Earlier this month, Howard County voted to lift the mask mandate in schools, a moment my daughter Addison has been dreaming about for months. When I told her, I let her know that the choice was hers, she was delighted and was hands down, 100% going to take it off.
She mentioned that she was going to start surveying her friends at school to see what other people were going to do. So for the better part of a week, Addison asked all her buddies at school what they were going to do on - mask or no mask. The dominant response from almost all was, "I am going to wait and see what everyone else does?"
Oh boy did those words resonate, isn't that the truth. Don't we all live our life according to the opinions, feedback, advise, expectations and choices of others? How many times have you been here yourself? You had a though about what you were going to do, even felt sure in your gut only to ask someone else what they thought. As soon as their opinion enters the ether, immediately your confident bubble bursts and you begin to doubt your choice, your opinion, your gut?
I've known tons of times in my life, this has taken control over me, but my heart broke to hear it come out of the mouth of an 11 year old...does it really start this early - that we live our lives for other people?
Over the week before the big maskless day, I watched Addison bounce back and forth on the yoyo of trusting and doubting her own intuition, over and over. It was agonizing, but it was so relatable.
There was an amazing man in the Mindfulness community a few decades ago named Frank Ostaseski. He founded Zen Center Hospice in California and was renowned for his approach to teaching #Mindfulness and #Compassion to folks giving end of life care. He wrote a book called The Five Invitations and in it he discusses that after sitting at the bed side of thousands of people at the end of their life, the majority of them recounted their biggest regret in life was they wished they hadn't lived so much of their life according to other people's expectations.
We have this one precious life and an opportunity to carve out a path that is our own and walk it for ourselves and to be honest, I was sad to see through the eyes of my daughter, that we begin living it for others earlier than I had realized.
So how then can our yoga practice help us as we try to walk our path to our own beat?
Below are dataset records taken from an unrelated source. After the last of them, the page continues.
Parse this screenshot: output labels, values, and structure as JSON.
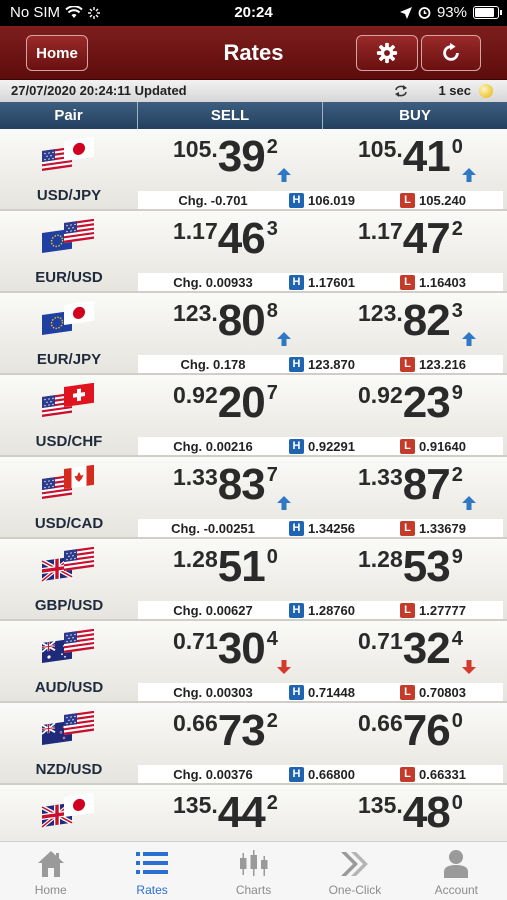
{
  "status_bar": {
    "carrier": "No SIM",
    "time": "20:24",
    "battery": "93%"
  },
  "nav": {
    "home_label": "Home",
    "title": "Rates"
  },
  "update_bar": {
    "timestamp": "27/07/2020 20:24:11",
    "updated_label": "Updated",
    "interval": "1 sec"
  },
  "columns": {
    "pair": "Pair",
    "sell": "SELL",
    "buy": "BUY"
  },
  "quotes": [
    {
      "pair": "USD/JPY",
      "flags": [
        "us",
        "jp"
      ],
      "sell": {
        "small": "105.",
        "big": "39",
        "pip": "2",
        "dir": "up"
      },
      "buy": {
        "small": "105.",
        "big": "41",
        "pip": "0",
        "dir": "up"
      },
      "chg": "Chg. -0.701",
      "high": "106.019",
      "low": "105.240"
    },
    {
      "pair": "EUR/USD",
      "flags": [
        "eu",
        "us"
      ],
      "sell": {
        "small": "1.17",
        "big": "46",
        "pip": "3",
        "dir": ""
      },
      "buy": {
        "small": "1.17",
        "big": "47",
        "pip": "2",
        "dir": ""
      },
      "chg": "Chg. 0.00933",
      "high": "1.17601",
      "low": "1.16403"
    },
    {
      "pair": "EUR/JPY",
      "flags": [
        "eu",
        "jp"
      ],
      "sell": {
        "small": "123.",
        "big": "80",
        "pip": "8",
        "dir": "up"
      },
      "buy": {
        "small": "123.",
        "big": "82",
        "pip": "3",
        "dir": "up"
      },
      "chg": "Chg. 0.178",
      "high": "123.870",
      "low": "123.216"
    },
    {
      "pair": "USD/CHF",
      "flags": [
        "us",
        "ch"
      ],
      "sell": {
        "small": "0.92",
        "big": "20",
        "pip": "7",
        "dir": ""
      },
      "buy": {
        "small": "0.92",
        "big": "23",
        "pip": "9",
        "dir": ""
      },
      "chg": "Chg. 0.00216",
      "high": "0.92291",
      "low": "0.91640"
    },
    {
      "pair": "USD/CAD",
      "flags": [
        "us",
        "ca"
      ],
      "sell": {
        "small": "1.33",
        "big": "83",
        "pip": "7",
        "dir": "up"
      },
      "buy": {
        "small": "1.33",
        "big": "87",
        "pip": "2",
        "dir": "up"
      },
      "chg": "Chg. -0.00251",
      "high": "1.34256",
      "low": "1.33679"
    },
    {
      "pair": "GBP/USD",
      "flags": [
        "gb",
        "us"
      ],
      "sell": {
        "small": "1.28",
        "big": "51",
        "pip": "0",
        "dir": ""
      },
      "buy": {
        "small": "1.28",
        "big": "53",
        "pip": "9",
        "dir": ""
      },
      "chg": "Chg. 0.00627",
      "high": "1.28760",
      "low": "1.27777"
    },
    {
      "pair": "AUD/USD",
      "flags": [
        "au",
        "us"
      ],
      "sell": {
        "small": "0.71",
        "big": "30",
        "pip": "4",
        "dir": "down"
      },
      "buy": {
        "small": "0.71",
        "big": "32",
        "pip": "4",
        "dir": "down"
      },
      "chg": "Chg. 0.00303",
      "high": "0.71448",
      "low": "0.70803"
    },
    {
      "pair": "NZD/USD",
      "flags": [
        "nz",
        "us"
      ],
      "sell": {
        "small": "0.66",
        "big": "73",
        "pip": "2",
        "dir": ""
      },
      "buy": {
        "small": "0.66",
        "big": "76",
        "pip": "0",
        "dir": ""
      },
      "chg": "Chg. 0.00376",
      "high": "0.66800",
      "low": "0.66331"
    },
    {
      "pair": "",
      "flags": [
        "gb",
        "jp"
      ],
      "sell": {
        "small": "135.",
        "big": "44",
        "pip": "2",
        "dir": ""
      },
      "buy": {
        "small": "135.",
        "big": "48",
        "pip": "0",
        "dir": ""
      },
      "chg": "",
      "high": "",
      "low": ""
    }
  ],
  "tabs": [
    {
      "label": "Home",
      "icon": "house-icon",
      "active": false
    },
    {
      "label": "Rates",
      "icon": "list-icon",
      "active": true
    },
    {
      "label": "Charts",
      "icon": "candlestick-icon",
      "active": false
    },
    {
      "label": "One-Click",
      "icon": "double-chevron-icon",
      "active": false
    },
    {
      "label": "Account",
      "icon": "person-icon",
      "active": false
    }
  ],
  "colors": {
    "nav": "#7e1e1e",
    "header": "#2f4e70",
    "up": "#2f78c4",
    "down": "#d33a2c",
    "active_tab": "#2a6fd4"
  }
}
There is a power to moving and breathing, deeply connected to the experience from the inside out. As we enjoy yoga classes together, we begin to find our own unique expression of each pose. The way we teach #yoga here at the SHIFT YOGA STUDIO encourages you to explore what feels good, so as you move through a practice, special space is help for your intuition to emerge. You are encouraged each week that it is ok to move in a different way, skip a posture that doesn't feel good, rest when you want to. So as class unfolds, our loving approach to teaching yoga classes allows everyone to begin to learn how to engage with their own bodies more deeply, trust what they feel and the result is a deeper sense of communion and unity within.
We carry this with us off our mat. This freedom in practice begins to influence the way we move through the world. The more we practice moving and breathing to our own rhythm, the more we can see that we are given permission to break free and explore what feels good, there is no turning back. We will continue to move from our own intuitive wisdom and look less to what others are doing to shape what we do.
So as always for me, yoga is the answer. Cultivating a practice that is all your own and continually making trips to that place, strengthens your inner intuition and over time you will confront this confusion within "are these your expectations on mine?"
So do yoga and begin to answer the question the poet Mary Oliver once posed "What is your plan to do with your one wild and precious life?"
It is my hope, that you will live it for you!